Although I don’t know Pearl Jam’s Eddie Vedder personally, I am going to make a plea with him to play a rendition of this great song for us of us to enjoy. Stay tuned on that…
Goodman also wrote “Go Cubs Go” which he performed with pal Jimmy Buffett of more than one occasion.
In the meantime, here are words of “Dying Cubs Fans. Enjoy…
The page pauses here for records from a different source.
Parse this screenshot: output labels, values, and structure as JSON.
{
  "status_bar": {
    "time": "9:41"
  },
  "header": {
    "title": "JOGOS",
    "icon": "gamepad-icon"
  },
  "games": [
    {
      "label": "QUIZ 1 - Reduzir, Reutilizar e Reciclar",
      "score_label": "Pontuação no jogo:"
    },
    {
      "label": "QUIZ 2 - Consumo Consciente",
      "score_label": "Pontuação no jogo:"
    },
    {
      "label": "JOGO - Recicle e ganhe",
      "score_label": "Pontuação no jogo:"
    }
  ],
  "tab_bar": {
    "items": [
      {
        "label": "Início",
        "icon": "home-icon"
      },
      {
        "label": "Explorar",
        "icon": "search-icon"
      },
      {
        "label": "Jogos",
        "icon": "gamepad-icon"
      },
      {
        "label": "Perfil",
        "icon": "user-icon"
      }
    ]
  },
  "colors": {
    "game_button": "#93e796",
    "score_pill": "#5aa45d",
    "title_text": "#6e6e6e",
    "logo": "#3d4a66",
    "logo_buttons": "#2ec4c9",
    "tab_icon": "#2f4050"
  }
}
By the shores of old Lake Michigan
Where the hawk wind blows so cold
An old Cub fan lay dying
In his midnight hour, the toll
Around his bed, his friends had all gathered
They knew his time was short
On his head, they put this bright blue cap
From his all-time favorite sport
He told ’em, “It’s late, and it’s getting dark in here
And I know it’s to time to go
But before I leave the lineup
Boys, there’s just one thing that I’d like to know
“Do they still play the blues in Chicago
When baseball season rolls around?
When the snow melts away, do the Cubbies still play
In their ivy-covered burial ground?
“When I was a boy, they were my pride and joy
But now they only bring fatigue
To the home of the brave, the land of the free
And the doormat of the National League”
He told his friends, “You know, the law of averages says
Anything will happen that can” that’s what it says
“But the last time the Cubs won a National League pennant
Was the year we dropped the bomb on Japan
“The Cubs made me a criminal, sent me down a wayward path
They stole my youth from me, that’s the truth
I’d forsake my teachers to go sit in the bleachers
In flagrant truancy
“And then one thing led to another
And soon I discovered alcohol, gambling, dope
Football, hockey, lacrosse, tennis
But what do you expect?
“When you raise up a young boy’s hopes
And then just crush ’em like so many paper beer cups
Year after, year after, year
After year, after year, after year, after year, after year
‘Till those hopes are just so much popcorn
For the pigeons beneath the ‘L’ tracks to eat”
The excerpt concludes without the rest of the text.